From: Kevin Brown on
I have a trial version of the Paralell Computing toolbox that I'm testing out. I'm using the parfor command to process some loops in parallel. The computation within each loop is relatively small (3 seconds or so), so I'm not getting the speed-up from 8 workers (one per core) that I had hoped for - in one instance, it's only 3x faster and in another, it's only 20% faster.

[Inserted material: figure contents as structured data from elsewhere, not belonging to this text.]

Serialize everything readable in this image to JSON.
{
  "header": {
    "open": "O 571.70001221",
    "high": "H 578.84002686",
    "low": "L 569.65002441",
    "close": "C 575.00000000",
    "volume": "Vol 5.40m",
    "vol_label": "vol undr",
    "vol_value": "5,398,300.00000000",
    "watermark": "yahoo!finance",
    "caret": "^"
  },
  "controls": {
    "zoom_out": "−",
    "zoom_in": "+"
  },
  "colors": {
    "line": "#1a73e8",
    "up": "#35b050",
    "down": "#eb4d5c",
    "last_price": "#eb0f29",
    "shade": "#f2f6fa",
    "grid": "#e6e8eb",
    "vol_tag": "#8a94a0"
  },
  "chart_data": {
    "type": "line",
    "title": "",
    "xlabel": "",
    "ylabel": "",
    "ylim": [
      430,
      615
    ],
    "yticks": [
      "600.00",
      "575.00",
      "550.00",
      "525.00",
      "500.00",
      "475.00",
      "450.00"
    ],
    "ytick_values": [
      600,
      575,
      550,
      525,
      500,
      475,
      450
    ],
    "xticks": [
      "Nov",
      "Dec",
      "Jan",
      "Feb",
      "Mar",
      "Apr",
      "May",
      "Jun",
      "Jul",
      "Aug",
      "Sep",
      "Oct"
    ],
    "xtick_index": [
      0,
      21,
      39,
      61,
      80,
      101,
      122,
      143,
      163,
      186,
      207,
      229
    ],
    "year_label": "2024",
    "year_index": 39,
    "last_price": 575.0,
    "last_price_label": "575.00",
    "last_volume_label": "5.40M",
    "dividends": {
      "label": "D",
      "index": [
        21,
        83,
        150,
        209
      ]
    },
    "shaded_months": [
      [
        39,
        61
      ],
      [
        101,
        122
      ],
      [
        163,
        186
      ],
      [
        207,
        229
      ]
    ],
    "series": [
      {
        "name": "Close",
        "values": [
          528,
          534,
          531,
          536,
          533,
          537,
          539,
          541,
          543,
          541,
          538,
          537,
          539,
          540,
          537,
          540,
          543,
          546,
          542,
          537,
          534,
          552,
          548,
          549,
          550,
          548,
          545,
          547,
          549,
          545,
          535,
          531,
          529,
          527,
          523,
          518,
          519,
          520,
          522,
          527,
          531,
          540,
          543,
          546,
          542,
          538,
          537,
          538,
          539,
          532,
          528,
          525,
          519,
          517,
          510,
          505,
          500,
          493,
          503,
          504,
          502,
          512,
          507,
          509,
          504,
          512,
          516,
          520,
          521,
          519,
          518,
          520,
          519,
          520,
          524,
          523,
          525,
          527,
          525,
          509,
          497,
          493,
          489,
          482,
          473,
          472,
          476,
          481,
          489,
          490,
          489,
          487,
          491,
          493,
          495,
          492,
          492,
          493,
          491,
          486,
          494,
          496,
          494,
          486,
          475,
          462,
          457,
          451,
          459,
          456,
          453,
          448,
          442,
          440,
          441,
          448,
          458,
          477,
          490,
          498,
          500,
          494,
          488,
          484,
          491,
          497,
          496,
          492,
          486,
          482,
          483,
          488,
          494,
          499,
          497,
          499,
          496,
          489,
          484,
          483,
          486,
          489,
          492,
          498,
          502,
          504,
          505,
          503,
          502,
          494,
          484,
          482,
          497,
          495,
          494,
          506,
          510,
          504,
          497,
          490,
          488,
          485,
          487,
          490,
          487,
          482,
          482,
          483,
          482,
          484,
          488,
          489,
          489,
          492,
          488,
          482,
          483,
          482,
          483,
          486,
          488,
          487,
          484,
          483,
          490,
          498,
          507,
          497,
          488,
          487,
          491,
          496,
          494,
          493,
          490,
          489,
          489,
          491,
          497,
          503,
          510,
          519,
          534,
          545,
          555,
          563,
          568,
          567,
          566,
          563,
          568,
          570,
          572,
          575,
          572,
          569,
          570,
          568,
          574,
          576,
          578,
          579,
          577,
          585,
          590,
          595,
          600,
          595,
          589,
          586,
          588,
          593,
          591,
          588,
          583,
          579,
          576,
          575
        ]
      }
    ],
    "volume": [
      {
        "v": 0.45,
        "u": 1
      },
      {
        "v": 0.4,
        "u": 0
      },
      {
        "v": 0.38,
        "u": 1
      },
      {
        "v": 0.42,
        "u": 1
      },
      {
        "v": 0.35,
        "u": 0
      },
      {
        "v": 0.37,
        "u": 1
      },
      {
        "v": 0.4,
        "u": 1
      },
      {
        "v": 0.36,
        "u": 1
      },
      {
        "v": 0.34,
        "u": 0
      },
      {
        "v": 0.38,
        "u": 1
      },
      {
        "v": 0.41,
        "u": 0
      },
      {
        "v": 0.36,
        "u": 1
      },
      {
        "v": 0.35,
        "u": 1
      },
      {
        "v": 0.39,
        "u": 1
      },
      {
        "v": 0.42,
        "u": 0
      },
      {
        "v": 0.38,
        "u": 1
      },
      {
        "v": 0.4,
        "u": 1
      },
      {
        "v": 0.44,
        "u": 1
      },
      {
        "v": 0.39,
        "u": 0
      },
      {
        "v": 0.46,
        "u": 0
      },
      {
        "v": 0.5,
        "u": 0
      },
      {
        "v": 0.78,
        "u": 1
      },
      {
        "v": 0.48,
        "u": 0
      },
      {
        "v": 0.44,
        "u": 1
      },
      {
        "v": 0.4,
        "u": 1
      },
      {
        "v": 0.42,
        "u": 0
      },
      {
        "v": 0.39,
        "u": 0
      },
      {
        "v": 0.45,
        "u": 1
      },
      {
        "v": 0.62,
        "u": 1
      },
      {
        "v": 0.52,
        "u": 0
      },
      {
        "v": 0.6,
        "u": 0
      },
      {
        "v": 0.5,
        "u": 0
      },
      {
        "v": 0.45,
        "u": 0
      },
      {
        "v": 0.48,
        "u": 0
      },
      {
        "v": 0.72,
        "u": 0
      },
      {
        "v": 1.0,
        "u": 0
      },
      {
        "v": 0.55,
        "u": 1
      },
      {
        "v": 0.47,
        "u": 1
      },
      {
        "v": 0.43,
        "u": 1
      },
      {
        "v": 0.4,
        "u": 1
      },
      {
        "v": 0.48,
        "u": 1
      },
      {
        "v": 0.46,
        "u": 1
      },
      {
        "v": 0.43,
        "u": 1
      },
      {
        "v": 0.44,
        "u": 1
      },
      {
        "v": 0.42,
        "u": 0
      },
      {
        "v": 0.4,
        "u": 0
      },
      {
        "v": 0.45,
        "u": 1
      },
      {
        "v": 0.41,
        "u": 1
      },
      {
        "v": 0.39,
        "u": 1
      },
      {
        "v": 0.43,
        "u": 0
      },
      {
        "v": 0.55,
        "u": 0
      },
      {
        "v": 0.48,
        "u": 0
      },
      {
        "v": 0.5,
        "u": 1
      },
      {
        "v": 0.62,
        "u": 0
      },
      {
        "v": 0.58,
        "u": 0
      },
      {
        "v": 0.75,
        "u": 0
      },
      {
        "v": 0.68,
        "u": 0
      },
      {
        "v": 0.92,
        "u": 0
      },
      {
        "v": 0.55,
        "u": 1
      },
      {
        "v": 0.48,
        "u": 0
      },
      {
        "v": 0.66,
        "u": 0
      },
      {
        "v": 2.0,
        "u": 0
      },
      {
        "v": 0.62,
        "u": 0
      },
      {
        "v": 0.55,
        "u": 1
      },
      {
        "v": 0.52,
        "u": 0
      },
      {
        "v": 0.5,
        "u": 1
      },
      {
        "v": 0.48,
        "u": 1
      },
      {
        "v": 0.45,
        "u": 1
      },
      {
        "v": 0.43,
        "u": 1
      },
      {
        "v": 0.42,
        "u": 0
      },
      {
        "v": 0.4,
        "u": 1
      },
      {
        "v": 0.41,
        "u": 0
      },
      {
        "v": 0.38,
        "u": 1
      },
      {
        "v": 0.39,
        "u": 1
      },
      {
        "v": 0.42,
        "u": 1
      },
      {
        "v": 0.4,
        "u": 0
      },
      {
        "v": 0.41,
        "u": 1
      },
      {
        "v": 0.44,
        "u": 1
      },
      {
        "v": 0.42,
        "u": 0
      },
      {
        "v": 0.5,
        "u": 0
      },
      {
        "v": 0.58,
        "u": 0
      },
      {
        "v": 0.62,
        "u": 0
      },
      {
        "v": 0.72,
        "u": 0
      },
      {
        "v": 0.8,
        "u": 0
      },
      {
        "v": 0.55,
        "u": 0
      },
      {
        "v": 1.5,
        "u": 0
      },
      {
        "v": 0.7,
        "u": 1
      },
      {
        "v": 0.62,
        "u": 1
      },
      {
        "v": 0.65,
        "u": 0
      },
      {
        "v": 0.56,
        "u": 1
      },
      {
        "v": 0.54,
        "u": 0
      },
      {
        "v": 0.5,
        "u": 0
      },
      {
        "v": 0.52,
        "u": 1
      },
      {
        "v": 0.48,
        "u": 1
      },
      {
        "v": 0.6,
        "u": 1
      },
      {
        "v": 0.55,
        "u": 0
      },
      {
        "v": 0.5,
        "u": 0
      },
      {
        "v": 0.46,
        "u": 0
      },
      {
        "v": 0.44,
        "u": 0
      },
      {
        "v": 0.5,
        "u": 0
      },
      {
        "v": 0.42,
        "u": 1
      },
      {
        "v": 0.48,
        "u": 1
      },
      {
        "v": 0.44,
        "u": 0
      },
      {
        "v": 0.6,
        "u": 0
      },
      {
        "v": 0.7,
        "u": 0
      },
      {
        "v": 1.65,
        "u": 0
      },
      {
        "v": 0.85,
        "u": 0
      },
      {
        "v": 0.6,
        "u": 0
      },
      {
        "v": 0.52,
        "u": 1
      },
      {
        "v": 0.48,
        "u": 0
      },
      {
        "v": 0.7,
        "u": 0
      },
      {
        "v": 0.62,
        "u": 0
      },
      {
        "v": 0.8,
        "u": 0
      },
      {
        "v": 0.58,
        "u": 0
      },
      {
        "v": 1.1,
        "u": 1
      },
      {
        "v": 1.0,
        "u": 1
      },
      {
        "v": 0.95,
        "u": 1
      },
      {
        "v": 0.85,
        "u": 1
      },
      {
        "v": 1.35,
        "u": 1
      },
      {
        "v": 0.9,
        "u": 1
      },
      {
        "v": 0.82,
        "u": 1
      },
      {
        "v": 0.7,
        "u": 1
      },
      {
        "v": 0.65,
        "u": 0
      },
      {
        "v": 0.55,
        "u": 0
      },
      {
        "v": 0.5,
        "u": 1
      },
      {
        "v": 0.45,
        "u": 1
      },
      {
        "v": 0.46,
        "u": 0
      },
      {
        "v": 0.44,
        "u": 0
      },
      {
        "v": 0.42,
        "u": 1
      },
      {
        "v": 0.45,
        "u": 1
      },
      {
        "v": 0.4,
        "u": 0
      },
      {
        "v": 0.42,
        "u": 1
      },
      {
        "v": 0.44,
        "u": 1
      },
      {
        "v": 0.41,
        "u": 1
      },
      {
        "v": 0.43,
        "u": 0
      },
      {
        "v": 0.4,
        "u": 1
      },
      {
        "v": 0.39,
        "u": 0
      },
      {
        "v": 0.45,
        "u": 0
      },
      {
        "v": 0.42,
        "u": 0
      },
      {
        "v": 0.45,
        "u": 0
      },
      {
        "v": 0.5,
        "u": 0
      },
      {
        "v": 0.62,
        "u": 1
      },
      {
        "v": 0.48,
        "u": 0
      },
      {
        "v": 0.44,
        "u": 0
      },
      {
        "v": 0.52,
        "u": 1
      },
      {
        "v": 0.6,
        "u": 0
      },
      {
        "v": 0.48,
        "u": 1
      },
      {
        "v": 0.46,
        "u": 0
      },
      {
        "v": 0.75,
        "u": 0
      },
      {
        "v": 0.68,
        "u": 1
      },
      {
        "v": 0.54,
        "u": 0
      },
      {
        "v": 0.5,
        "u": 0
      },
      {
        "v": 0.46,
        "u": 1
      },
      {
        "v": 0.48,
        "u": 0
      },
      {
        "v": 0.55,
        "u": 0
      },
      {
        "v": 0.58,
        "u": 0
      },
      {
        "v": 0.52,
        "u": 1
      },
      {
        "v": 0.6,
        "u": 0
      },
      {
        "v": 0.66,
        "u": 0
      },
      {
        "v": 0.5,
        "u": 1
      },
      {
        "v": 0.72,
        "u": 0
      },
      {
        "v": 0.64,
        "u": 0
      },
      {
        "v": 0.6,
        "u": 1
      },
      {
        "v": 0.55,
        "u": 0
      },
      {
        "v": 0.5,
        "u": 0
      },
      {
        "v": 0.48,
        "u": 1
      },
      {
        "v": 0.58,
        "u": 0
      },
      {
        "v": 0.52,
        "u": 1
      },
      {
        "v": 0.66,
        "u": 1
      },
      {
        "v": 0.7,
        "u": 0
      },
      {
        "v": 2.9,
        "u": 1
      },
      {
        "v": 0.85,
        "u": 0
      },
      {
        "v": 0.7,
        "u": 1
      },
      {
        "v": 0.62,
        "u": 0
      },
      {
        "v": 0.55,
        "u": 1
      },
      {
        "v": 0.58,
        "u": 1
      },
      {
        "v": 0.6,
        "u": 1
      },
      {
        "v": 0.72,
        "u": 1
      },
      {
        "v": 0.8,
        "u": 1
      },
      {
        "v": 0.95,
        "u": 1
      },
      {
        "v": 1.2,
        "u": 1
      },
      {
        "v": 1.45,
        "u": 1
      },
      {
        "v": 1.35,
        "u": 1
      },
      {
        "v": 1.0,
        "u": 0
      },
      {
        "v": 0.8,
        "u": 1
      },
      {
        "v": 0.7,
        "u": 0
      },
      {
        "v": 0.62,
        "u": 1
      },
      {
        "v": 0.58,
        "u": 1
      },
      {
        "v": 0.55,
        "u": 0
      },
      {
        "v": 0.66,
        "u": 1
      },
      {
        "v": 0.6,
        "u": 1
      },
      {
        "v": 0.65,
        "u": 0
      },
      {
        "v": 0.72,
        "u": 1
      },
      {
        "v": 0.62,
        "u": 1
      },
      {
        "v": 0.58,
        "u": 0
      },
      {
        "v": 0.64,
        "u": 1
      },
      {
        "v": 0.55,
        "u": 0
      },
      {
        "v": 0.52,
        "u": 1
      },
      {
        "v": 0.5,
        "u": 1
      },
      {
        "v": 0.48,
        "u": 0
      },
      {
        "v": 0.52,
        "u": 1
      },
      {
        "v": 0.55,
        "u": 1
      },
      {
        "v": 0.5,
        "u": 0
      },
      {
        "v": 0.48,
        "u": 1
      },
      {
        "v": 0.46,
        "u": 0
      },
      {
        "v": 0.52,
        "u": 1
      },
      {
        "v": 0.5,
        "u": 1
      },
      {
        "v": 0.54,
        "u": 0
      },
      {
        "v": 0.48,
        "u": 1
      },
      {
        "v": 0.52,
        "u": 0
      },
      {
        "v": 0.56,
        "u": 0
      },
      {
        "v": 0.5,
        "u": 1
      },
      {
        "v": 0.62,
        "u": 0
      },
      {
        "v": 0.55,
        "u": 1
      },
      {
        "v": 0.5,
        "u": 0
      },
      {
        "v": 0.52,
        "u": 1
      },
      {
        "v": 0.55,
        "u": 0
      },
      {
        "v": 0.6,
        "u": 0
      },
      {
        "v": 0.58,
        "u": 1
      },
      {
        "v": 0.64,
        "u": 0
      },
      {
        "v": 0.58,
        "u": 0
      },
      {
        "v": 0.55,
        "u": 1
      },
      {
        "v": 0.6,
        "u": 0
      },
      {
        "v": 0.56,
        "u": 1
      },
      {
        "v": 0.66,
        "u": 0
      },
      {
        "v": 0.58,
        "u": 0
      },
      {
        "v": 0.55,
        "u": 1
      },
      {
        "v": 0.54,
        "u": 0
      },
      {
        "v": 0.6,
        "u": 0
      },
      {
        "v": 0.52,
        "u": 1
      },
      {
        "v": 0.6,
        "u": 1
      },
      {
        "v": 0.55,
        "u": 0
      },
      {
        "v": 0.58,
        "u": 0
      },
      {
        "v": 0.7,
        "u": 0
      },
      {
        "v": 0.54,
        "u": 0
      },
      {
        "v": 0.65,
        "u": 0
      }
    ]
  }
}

I understand that the overhead from initializing and creating memory for the workers is probably eating into the performance gain. Is there some way to examine where that time is spent, so that I can optimize my code better? Like the profiler, but for parallel jobs? For example, if I knew that it was the memory transfer that was eating up the time, I could try to design for less memory transfer required.

Thanks in advance,
- Kevin
From: Edric M Ellis on
"Kevin Brown" <kevin.m.brown(a)philips.com> writes:

> I have a trial version of the Paralell Computing toolbox that I'm testing out.
> I'm using the parfor command to process some loops in parallel. The computation
> within each loop is relatively small (3 seconds or so), so I'm not getting the
> speed-up from 8 workers (one per core) that I had hoped for - in one instance,
> it's only 3x faster and in another, it's only 20% faster.
>
> I understand that the overhead from initializing and creating memory for the
> workers is probably eating into the performance gain. Is there some way to
> examine where that time is spent, so that I can optimize my code better? Like
> the profiler, but for parallel jobs? For example, if I knew that it was the
> memory transfer that was eating up the time, I could try to design for less
> memory transfer required.
>
> Thanks in advance, - Kevin

Unfortunately we don't currently have a good solution for profiling data
transfers involved in PARFOR loops. You can track the time used on the
client by running the standard profiler with the "-timer real" option to
see how much time is taken in the PARFOR loops themselves.

Cheers,

Edric.